The earth is not the centre of the universe. It orbits the sun - which is just another star. There is no music of the spheres, but
the chemical elements, from which all matter is made, arrange themselves cyclically, in something like octaves. There are not
four elements but about 100. Earth, air, fire and water are not among them.
Living species are not isolated types with unchanging essences. Instead, over a time scale too long for humans to imagine, they
split and diverge into new species, which then go on diverging further and further. For the first half of geological time our
ancestors were bacteria. Most creatures still are bacteria, and each one of our trillions of cells is a colony of bacteria.

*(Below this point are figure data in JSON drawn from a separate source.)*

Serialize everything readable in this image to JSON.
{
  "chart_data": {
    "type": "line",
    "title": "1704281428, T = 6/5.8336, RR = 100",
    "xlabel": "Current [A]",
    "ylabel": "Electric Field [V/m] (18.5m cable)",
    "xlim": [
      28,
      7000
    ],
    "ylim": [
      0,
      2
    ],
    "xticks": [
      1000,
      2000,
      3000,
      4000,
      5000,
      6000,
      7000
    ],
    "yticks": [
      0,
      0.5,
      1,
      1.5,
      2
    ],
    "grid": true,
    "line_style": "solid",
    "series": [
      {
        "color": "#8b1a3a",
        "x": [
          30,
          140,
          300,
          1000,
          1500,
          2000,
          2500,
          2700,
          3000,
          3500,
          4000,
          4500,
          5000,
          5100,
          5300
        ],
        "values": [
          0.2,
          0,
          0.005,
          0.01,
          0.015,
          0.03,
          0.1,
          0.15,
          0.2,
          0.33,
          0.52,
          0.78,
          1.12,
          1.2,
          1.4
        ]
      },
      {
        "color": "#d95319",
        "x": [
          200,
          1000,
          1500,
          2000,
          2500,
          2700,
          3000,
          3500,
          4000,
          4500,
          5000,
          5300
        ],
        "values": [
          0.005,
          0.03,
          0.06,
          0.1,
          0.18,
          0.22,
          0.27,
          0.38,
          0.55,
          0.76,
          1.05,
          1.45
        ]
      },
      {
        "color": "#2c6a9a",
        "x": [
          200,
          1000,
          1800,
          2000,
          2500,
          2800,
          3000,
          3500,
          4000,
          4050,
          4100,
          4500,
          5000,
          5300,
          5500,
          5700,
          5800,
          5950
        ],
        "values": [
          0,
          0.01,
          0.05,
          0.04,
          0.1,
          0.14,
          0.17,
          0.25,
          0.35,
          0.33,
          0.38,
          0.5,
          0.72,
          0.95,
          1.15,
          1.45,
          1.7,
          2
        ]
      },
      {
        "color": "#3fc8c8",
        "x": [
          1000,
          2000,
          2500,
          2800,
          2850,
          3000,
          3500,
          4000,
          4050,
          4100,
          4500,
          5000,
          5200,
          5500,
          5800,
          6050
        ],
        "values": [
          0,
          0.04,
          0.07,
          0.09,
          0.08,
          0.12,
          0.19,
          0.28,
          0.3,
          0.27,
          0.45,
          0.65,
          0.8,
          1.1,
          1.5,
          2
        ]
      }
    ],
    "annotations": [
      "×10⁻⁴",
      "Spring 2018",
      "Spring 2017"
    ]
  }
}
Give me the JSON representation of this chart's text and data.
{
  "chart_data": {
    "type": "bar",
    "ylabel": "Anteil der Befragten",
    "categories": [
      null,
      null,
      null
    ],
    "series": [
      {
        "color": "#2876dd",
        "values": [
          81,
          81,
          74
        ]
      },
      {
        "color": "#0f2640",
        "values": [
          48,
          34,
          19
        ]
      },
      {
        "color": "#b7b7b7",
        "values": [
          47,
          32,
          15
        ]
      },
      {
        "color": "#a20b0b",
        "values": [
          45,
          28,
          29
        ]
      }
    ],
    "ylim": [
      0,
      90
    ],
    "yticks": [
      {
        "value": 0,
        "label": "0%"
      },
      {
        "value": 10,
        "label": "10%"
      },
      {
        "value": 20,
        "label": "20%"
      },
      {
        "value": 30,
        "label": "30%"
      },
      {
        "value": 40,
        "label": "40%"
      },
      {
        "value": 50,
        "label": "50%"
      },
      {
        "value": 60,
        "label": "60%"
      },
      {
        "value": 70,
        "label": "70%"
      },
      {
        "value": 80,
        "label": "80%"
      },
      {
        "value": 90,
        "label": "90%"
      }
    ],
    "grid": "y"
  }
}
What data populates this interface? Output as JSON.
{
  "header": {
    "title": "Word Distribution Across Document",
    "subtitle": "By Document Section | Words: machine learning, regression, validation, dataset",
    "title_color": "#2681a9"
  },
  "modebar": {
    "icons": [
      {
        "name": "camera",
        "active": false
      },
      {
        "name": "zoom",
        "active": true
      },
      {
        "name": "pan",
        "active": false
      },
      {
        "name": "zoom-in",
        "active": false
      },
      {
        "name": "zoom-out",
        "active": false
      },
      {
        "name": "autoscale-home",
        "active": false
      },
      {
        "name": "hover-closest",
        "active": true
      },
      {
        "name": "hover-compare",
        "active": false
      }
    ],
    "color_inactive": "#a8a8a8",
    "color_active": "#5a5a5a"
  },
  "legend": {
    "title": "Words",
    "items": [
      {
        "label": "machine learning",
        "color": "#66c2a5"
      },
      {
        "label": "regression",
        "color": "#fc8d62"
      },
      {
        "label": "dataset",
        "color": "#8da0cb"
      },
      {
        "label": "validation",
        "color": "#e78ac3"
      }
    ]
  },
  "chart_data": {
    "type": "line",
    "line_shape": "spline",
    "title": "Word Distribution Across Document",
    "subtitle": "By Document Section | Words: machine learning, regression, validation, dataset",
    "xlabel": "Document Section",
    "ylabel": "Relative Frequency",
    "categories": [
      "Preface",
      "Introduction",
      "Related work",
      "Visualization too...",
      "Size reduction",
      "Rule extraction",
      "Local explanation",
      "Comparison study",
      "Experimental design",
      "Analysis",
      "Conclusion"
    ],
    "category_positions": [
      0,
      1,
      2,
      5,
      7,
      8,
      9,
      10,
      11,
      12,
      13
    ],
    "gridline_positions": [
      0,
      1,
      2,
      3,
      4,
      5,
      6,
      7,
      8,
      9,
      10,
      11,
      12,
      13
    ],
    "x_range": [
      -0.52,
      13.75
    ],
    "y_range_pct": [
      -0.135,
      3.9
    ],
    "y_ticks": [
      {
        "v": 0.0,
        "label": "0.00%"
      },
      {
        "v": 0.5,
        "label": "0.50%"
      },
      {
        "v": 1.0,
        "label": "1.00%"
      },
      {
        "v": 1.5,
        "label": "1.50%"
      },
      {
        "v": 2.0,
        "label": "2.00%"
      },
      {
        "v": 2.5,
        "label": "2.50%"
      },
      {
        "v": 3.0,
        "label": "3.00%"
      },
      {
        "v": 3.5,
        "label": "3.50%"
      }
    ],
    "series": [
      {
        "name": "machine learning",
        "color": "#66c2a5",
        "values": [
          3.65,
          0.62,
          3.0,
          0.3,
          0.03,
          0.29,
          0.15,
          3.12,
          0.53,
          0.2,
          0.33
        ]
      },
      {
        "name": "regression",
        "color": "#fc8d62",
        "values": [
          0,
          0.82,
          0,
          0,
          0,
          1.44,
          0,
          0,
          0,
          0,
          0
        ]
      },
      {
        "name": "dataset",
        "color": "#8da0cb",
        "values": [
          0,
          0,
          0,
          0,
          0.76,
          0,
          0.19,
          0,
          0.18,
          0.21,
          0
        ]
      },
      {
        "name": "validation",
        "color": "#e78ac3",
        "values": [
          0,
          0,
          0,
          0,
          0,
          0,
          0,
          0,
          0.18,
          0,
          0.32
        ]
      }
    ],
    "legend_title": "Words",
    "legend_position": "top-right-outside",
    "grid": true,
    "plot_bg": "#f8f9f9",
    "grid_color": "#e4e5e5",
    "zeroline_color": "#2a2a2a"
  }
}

Aristotle
was a distant cousin to a squid, a closer cousin to a monkey, a closer cousin still to an ape (strictly speaking, Aristotle was an ape,
an African ape, a closer cousin to a chimpanzee than a chimp is to an orang utan).
The brain is not for cooling the blood. It's what you use to do your logic and your metaphysics. It's a three dimensional maze of
a million million nerve cells, each one drawn out like a wire to carry pulsed messages. If you laid all your brain cells end to end,
they'd stretch round the world 25 times. There are about 4 million million connections in the tiny brain of a chaffinch,
proportionately more in ours.
Now, if you're anything like me, you'll have mixed feelings about that recitation. On the one hand, pride in what Aristotle's
species now knows and didn't then. On the other hand an uneasy feeling of, "Isn't it all a bit complacent? What about our
descendants, what will they be able to tell us?"
Yes, for sure, the process of accumulation doesn't stop with us. 2000 years hence, ordinary people who have read a couple of
books will be in a position to give a tutorial to today's Aristotles: to Francis Crick, say, or Stephen Hawking. So does this mean
that our view of the universe will turn out to be just as wrong?